Yeah, the reference to “legislative history” doesn’t make sense here. “Legislative history” is a term referring to how Congress enacted a statute — committee reports, House reports, and the like. It’s not a term that refers to the Constitution. And moreover, Scalia (who is at least a “fainthearted originalist,” as he describes himself) is a huge opponent of looking to legislative history . . . his opinion is that Congress enacted whatever is actually in the law, and that it’s dangerous for judges to go beyond the law to look at what some Senate committee might have said that’s different.

Jay Anderson
Sunday, May 3, AD 2009 8:47am

Obama’s judges will be interested in stare decisis ONLY until they run into a case … such as what happened in Lawrence v. Texas … in which they suddenly decide to overturn precedent.
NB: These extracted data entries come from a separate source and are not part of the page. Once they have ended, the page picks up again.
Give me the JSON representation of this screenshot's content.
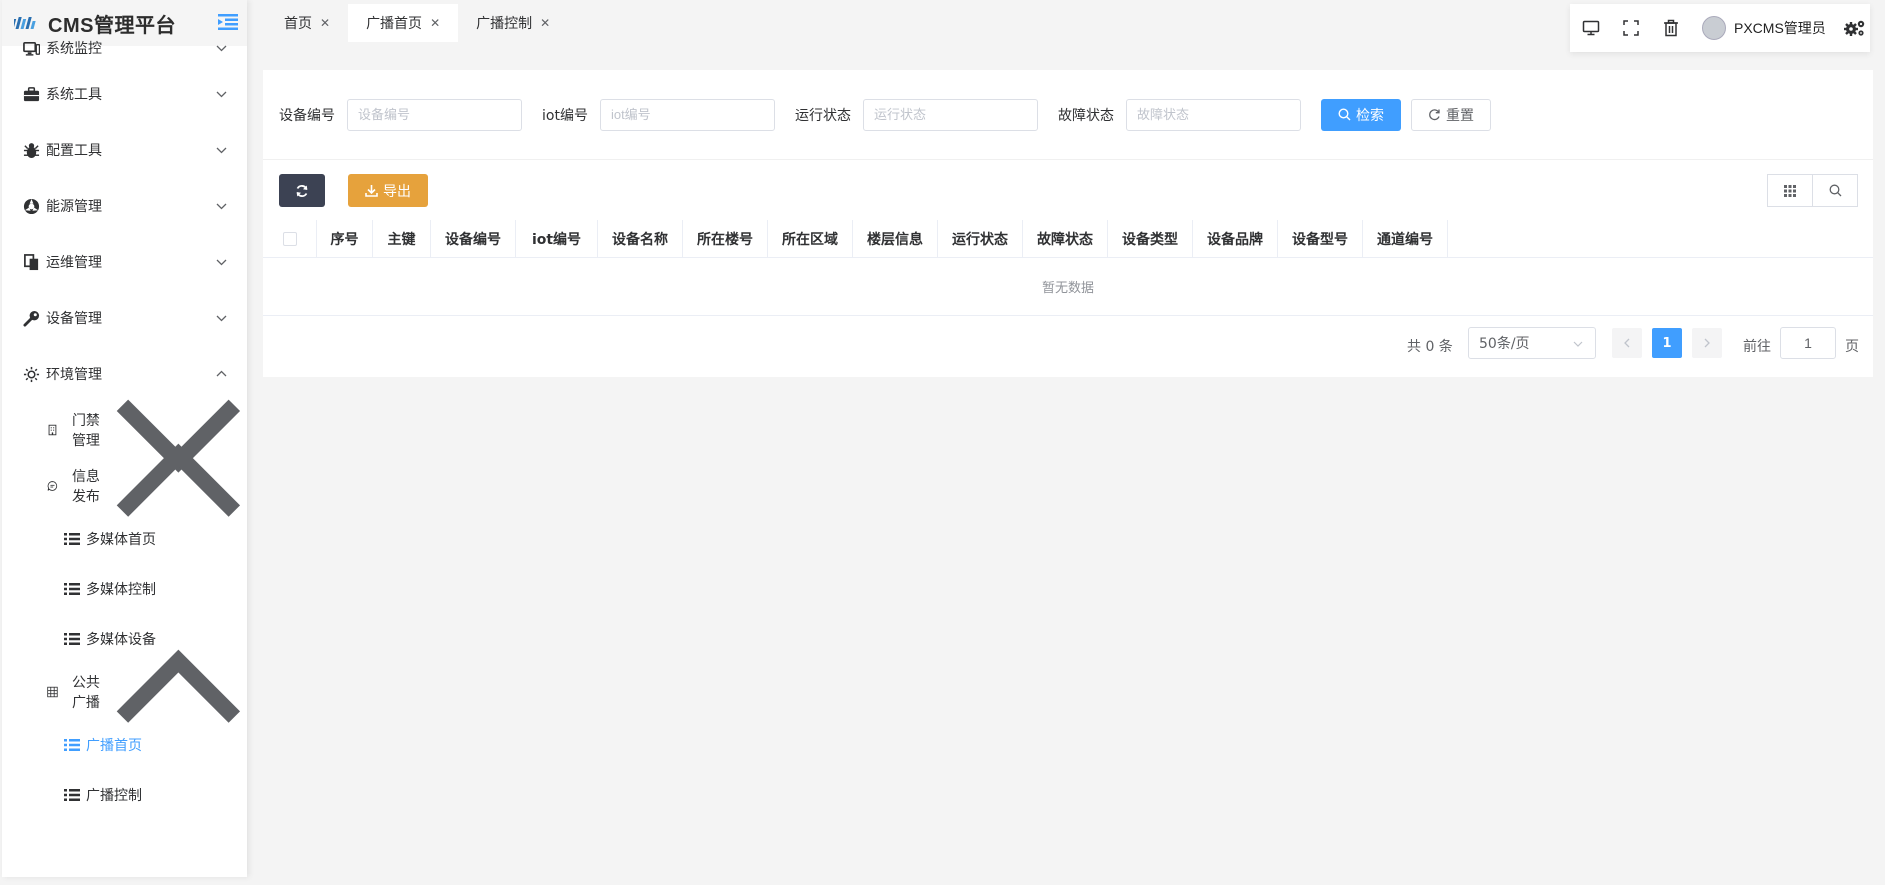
{
  "app": {
    "title": "CMS管理平台"
  },
  "sidebar": {
    "items": [
      {
        "label": "系统监控",
        "icon": "monitor-icon",
        "expanded": false
      },
      {
        "label": "系统工具",
        "icon": "toolbox-icon",
        "expanded": false
      },
      {
        "label": "配置工具",
        "icon": "bug-icon",
        "expanded": false
      },
      {
        "label": "能源管理",
        "icon": "energy-icon",
        "expanded": false
      },
      {
        "label": "运维管理",
        "icon": "documents-icon",
        "expanded": false
      },
      {
        "label": "设备管理",
        "icon": "wrench-icon",
        "expanded": false
      },
      {
        "label": "环境管理",
        "icon": "sun-icon",
        "expanded": true
      }
    ],
    "env": {
      "access": {
        "label": "门禁管理",
        "icon": "building-icon"
      },
      "info": {
        "label": "信息发布",
        "icon": "chat-icon"
      },
      "info_children": [
        "多媒体首页",
        "多媒体控制",
        "多媒体设备"
      ],
      "broadcast": {
        "label": "公共广播",
        "icon": "grid-icon"
      },
      "broadcast_children": [
        "广播首页",
        "广播控制"
      ],
      "active_leaf": "广播首页"
    }
  },
  "tabs": [
    {
      "label": "首页",
      "active": false
    },
    {
      "label": "广播首页",
      "active": true
    },
    {
      "label": "广播控制",
      "active": false
    }
  ],
  "topbar": {
    "icons": [
      "monitor-icon",
      "fullscreen-icon",
      "trash-icon"
    ],
    "username": "PXCMS管理员",
    "settings_icon": "gears-icon"
  },
  "search": {
    "fields": [
      {
        "label": "设备编号",
        "placeholder": "设备编号"
      },
      {
        "label": "iot编号",
        "placeholder": "iot编号"
      },
      {
        "label": "运行状态",
        "placeholder": "运行状态"
      },
      {
        "label": "故障状态",
        "placeholder": "故障状态"
      }
    ],
    "search_label": "检索",
    "reset_label": "重置"
  },
  "toolbar": {
    "refresh_icon": "refresh-icon",
    "export_label": "导出",
    "grid_icon": "columns-icon",
    "search_icon": "search-icon"
  },
  "table": {
    "columns": [
      "序号",
      "主键",
      "设备编号",
      "iot编号",
      "设备名称",
      "所在楼号",
      "所在区域",
      "楼层信息",
      "运行状态",
      "故障状态",
      "设备类型",
      "设备品牌",
      "设备型号",
      "通道编号"
    ],
    "empty_text": "暂无数据",
    "rows": []
  },
  "pagination": {
    "total_text": "共 0 条",
    "page_size": "50条/页",
    "current_page": "1",
    "goto_label": "前往",
    "goto_value": "1",
    "page_unit": "页"
  },
  "colors": {
    "primary": "#409eff",
    "warning": "#e6a23c",
    "dark": "#3c4253"
  }
}
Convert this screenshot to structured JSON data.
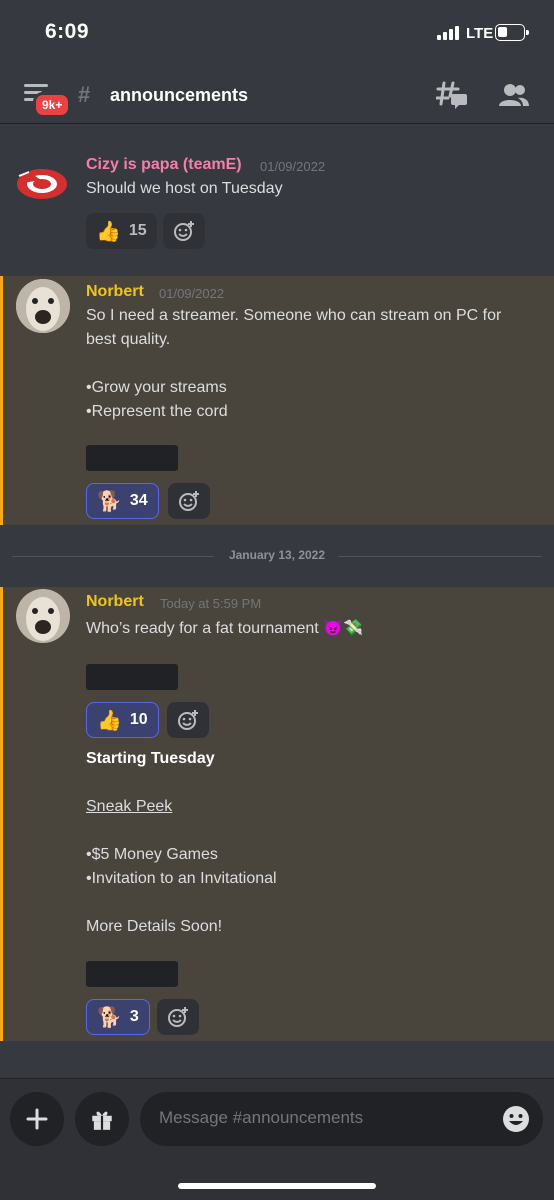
{
  "status": {
    "time": "6:09",
    "network": "LTE"
  },
  "header": {
    "badge": "9k+",
    "channel": "announcements"
  },
  "messages": [
    {
      "username": "Cizy is papa (teamE)",
      "username_color": "#f47fab",
      "timestamp": "01/09/2022",
      "lines": [
        "Should we host on Tuesday"
      ],
      "reaction": {
        "emoji": "👍",
        "count": "15"
      }
    },
    {
      "username": "Norbert",
      "username_color": "#f0c419",
      "timestamp": "01/09/2022",
      "lines": [
        "So I need a streamer. Someone who can stream on PC for",
        "best quality.",
        "•Grow your streams",
        "•Represent the cord"
      ],
      "reaction": {
        "emoji": "🐕",
        "count": "34"
      }
    },
    {
      "username": "Norbert",
      "username_color": "#f0c419",
      "timestamp": "Today at 5:59 PM",
      "line1": "Who’s ready for a fat tournament 😈💸",
      "reaction1": {
        "emoji": "👍",
        "count": "10"
      },
      "heading": "Starting Tuesday",
      "link": "Sneak Peek",
      "bullets": [
        "•$5 Money Games",
        "•Invitation to an Invitational"
      ],
      "footer": "More Details Soon!",
      "reaction2": {
        "emoji": "🐕",
        "count": "3"
      }
    }
  ],
  "divider": "January 13, 2022",
  "composer": {
    "placeholder": "Message #announcements"
  }
}
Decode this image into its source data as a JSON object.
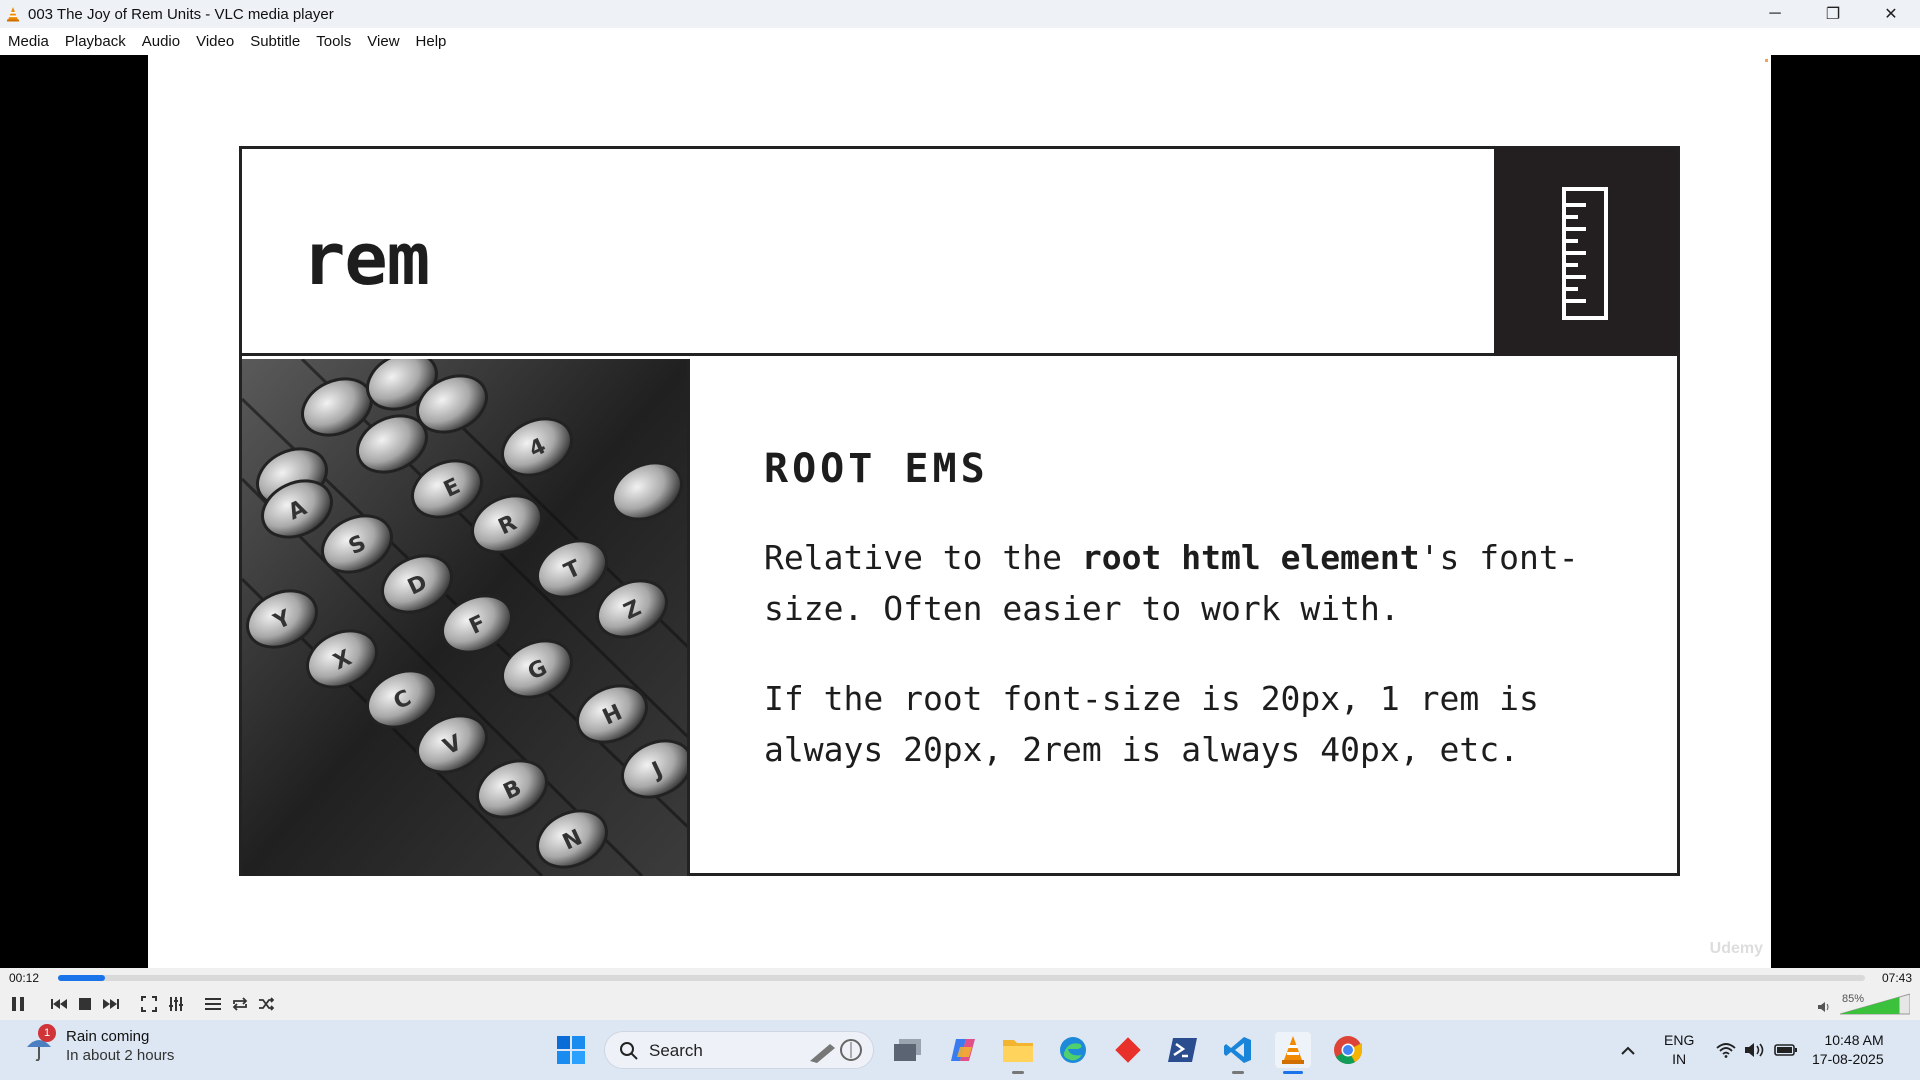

This Weekly Standard piece from a while back explains the left’s new-found affinity for stare decisis:

THE HEARINGS on John Roberts’s and Sam Alito’s nominations to the Supreme Court featured a Latin phrase most people hear only in connection with Supreme Court confirmations: stare decisis. Stare decisis is the legal doctrine holding that in general, an issue once decided should stay decided, and not be revisited.

***
Nowadays, it is liberals, not conservatives, who talk about stare decisis in committee hearings, generally in the context of abortion. Oddly, though, it’s also liberals who want nominees to agree that the Constitution is a “living document.”

***
How is it that liberals have become, simultaneously, the champions of both fidelity to precedent and an ever-changing Constitution?

Part of the answer, of course, is that the left’s commitment to stare decisis is selective. Many of the Supreme Court’s iconic liberal decisions overruled prior case law. Brown v. Board of Education (1954), overturned Plessy v. Ferguson (1896); Gideon v. Wainwright (1963), which established the constitutional right to a free public defender in felony cases, overruled Betts v. Brady (1942); Mapp v. Ohio (1961), which applied the exclusionary rule to state court prosecutions, overruled Wolf v. Colorado (1949); and so on. Nor need we reach far back into history for such instances. Just two years ago, in Lawrence v. Texas (2003), the Court found a constitutional right to perform acts of homosexual sodomy, thereby overturning Bowers v. Hardwick, which itself was no historical relic, having been decided in 1986. Yet none of the liberals who now wax eloquent about stare decisis criticized Lawrence’s violation of that principle.

***
When liberals talk about a “living Constitution,” what they really mean is a leftward-marching Constitution. Liberals – especially those of an age to be senators – have spent most of their lives secure in the conviction that history was moving their way. History meant progress, and progress meant progressive politics. In judicial terms, that implied a one-way ratchet: “conservative” precedents can and should be overturned, while decisions that embody liberal principles are sacrosanct. To liberals, that probably seemed more like inevitability than inconsistency.

John Henry
Sunday, May 3, AD 2009 9:54am

Why does this blog look so shamelessly like Vox Nova? Couldn’t you guys find another theme? Come on… 🙂

We had the ‘Kubrick’ theme for the first five months, but Kubrick doesn’t have the sidebar on individual posts. This made navigation less convenient and, as it turns out, meant the sitemeter was only catching about 40% of the visits. This format was the easiest to transition to from Kubrick. Plus, as Tito said, it looks good and there’s nothing wrong with flattery through imitation from time to time.